Если в повседневной жизни я проявляла отвагу и решимость, способные сдвинуть горы, то, заболев, не могла даже встать с постели.
С тяжелой головой, слабая и оцепеневшая, я свернулась в позе эмбриона и сумела сформулировать только одну безрадостную мысль: в доме нет жаропонижающего. Я могла бы одеться, выйти на пробирающий до костей холод и, пройдя два квартала, доплестись до аптеки, но у меня не было сил даже высунуть руку из-под одеяла.
К счастью, сегодня был понедельник – выходной. По крайней мере, у меня есть день, чтобы попытаться встать на ноги и не просить у Зоры отгул.
Сонливость придавила меня к кровати, как каменная плита, поэтому я не стала обедать и продолжала лежать в постели, пока не раздался звонок в дверь.
С растрепанной косичкой, в старом спортивном костюме я поплелась в прихожую открывать.
На пороге стояла Кармен. Она собиралась забрать Олли из яслей, где иногда оставляла ее до полудня, а потом погулять с ней в парке. Кармен приготовила свои фирменные тортильи и принесла мне несколько лепешек, завернутых в фольгу. Протягивая угощение, она обратила внимание на мой измученный вид: темные круги под глазами, нездоровая бледность. Я сказала, что температурю и жду, пока полегчает, чтобы сходить в аптеку за каким-нибудь лекарством.

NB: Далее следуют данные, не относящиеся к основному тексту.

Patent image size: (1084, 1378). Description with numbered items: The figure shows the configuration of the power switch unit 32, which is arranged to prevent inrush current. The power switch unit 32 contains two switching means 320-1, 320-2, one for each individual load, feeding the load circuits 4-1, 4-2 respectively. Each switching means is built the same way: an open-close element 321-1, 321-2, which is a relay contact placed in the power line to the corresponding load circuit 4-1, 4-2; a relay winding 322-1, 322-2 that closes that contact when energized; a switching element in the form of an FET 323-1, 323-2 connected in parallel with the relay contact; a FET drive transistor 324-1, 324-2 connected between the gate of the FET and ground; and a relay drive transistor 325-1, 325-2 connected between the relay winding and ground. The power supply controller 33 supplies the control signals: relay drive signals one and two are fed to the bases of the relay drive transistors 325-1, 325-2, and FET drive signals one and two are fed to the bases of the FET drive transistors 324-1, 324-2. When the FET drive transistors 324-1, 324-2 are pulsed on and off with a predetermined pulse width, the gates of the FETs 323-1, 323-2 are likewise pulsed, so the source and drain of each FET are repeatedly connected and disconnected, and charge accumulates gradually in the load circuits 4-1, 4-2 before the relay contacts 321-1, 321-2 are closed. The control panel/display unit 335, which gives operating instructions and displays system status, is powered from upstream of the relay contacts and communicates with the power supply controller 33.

Вскоре Кармен вернулась с таблеткой ибупрофена. Когда она с понимающей улыбкой вручила ее мне и посоветовала обращаться к ней по любому поводу, мои холодные пальцы дрогнули от чувства благодарности. Такое со мной случилось впервые за много лет.

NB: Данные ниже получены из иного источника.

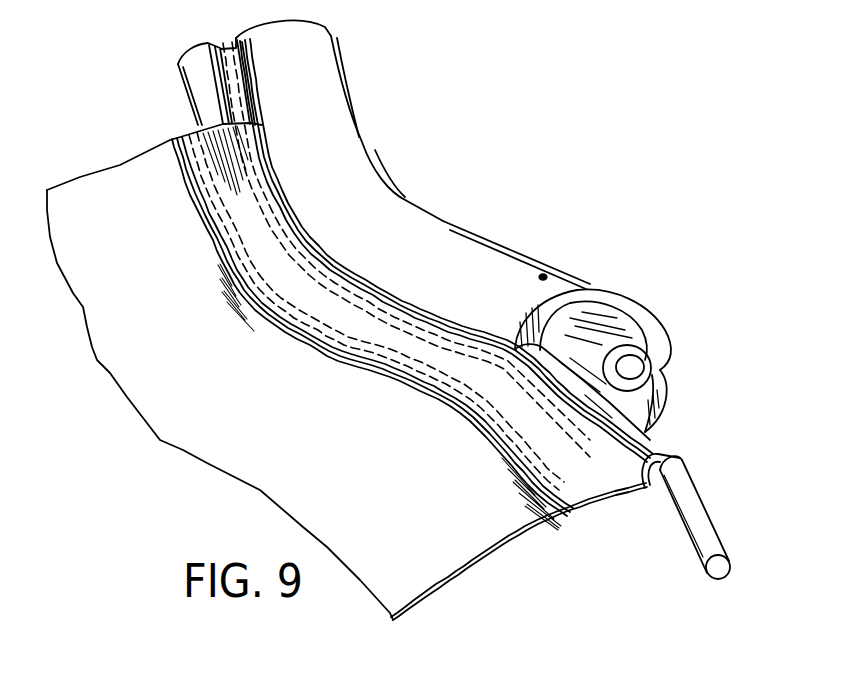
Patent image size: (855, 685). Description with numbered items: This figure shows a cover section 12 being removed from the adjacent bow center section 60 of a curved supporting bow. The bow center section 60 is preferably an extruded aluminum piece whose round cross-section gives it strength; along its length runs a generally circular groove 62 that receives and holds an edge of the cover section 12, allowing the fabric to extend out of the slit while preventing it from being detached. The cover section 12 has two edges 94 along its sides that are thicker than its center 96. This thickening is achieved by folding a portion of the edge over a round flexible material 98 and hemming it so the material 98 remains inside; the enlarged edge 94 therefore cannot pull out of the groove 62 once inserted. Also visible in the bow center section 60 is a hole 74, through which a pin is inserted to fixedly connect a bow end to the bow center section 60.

The cover section 12 is at (447, 578).
The bow center section 60 is at (463, 283).
The groove 62 is at (632, 371).
The hole 74 is at (548, 276).
The edge 94 is at (585, 487).
The center 96 is at (371, 476).
The round flexible material 98 is at (707, 572).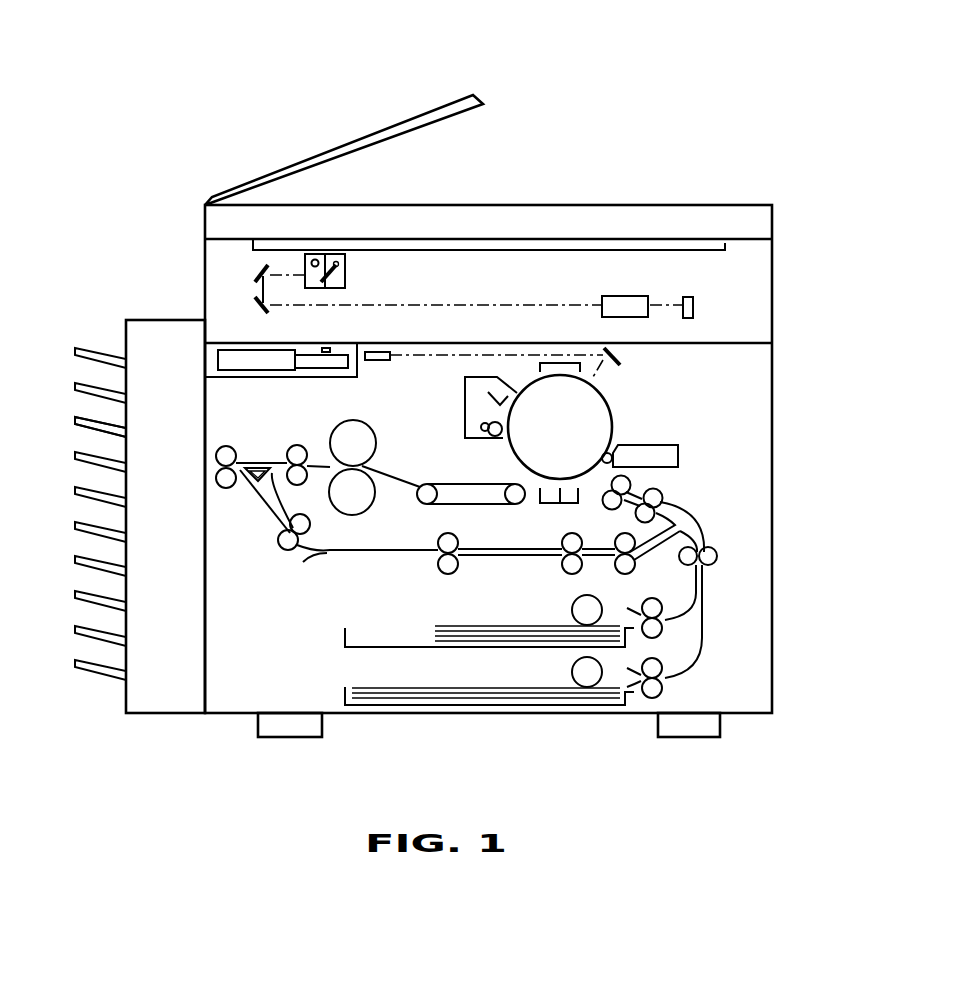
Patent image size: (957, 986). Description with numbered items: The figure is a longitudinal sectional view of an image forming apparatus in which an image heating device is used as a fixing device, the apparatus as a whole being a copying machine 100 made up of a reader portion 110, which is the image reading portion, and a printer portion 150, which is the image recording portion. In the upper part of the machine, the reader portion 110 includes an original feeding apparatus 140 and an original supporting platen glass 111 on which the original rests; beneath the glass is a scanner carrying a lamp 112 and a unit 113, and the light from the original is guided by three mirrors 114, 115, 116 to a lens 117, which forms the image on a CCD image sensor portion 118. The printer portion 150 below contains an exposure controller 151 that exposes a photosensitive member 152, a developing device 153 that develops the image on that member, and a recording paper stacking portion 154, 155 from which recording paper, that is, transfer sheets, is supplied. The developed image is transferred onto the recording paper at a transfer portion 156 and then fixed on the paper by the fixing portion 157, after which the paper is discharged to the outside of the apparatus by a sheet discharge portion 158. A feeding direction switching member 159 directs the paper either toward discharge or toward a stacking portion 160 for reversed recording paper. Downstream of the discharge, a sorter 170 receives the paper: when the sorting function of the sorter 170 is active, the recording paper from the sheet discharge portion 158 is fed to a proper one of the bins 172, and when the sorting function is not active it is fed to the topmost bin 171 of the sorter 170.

The copying machine 100 is at (563, 120).
The reader portion 110 is at (776, 298).
The original supporting platen glass 111 is at (650, 240).
The lamp 112 is at (345, 262).
The unit 113 is at (347, 277).
The mirror 114 is at (327, 286).
The mirror 115 is at (257, 273).
The mirror 116 is at (255, 302).
The lens 117 is at (626, 302).
The CCD image sensor portion 118 is at (695, 303).
The original feeding apparatus 140 is at (357, 142).
The printer portion 150 is at (777, 505).
The exposure controller 151 is at (322, 375).
The photosensitive member 152 is at (612, 405).
The developing device 153 is at (683, 455).
The recording paper stacking portion 154 is at (345, 635).
The recording paper stacking portion 155 is at (345, 692).
The transfer portion 156 is at (567, 507).
The fixing portion 157 is at (367, 440).
The sheet discharge portion 158 is at (232, 447).
The feeding direction switching member 159 is at (253, 483).
The stacking portion for reversed recording paper 160 is at (437, 563).
The sorter 170 is at (172, 700).
The topmost bin 171 is at (87, 350).
The bins 172 is at (75, 423).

Я поблагодарила Кармен и, как только дверь закрылась, выпила таблетку.
Решив не ложиться снова в постель, я затащила себя под горячий душ, чтобы взбодриться. Затем, укутавшись во флисовое одеяло, устроилась на одном из кухонных табуретов. Я сидела там до тех пор, пока тишина, недомогание и вялость не начали проникать в мои мысли и не пихнули меня сначала на диван, затем на ковер и, наконец, к входной двери.
«Ты чувствуешь себя одинокой» – эта фраза обнажила хрупкость, которую я слишком долго носила в себе. Слова расползлись по моему сердцу паутиной трещин, задели меня за живое, показали то, что я скрывала под несокрушимой броней своей души.
Одиночество сопровождало меня, наверное, всегда. Когда я отдалялась от других детей, когда замыкалась в коконе, чтобы не слышать их голосов, злых комментариев, не видеть их косых взглядов; когда я рассыпалась на части перед сном и собиралась с силами утром, слезами и зубами защищая то, что у меня было, борясь, чтобы у меня не отняли маму. Когда я думала, что могу быть как все, жить жизнью, похожей на красивый фильм, наполненной любовью, которая не требует от меня ничего сверх меры; когда я поняла, что дружба – это обман, основанный на доверии, которого на самом деле нет.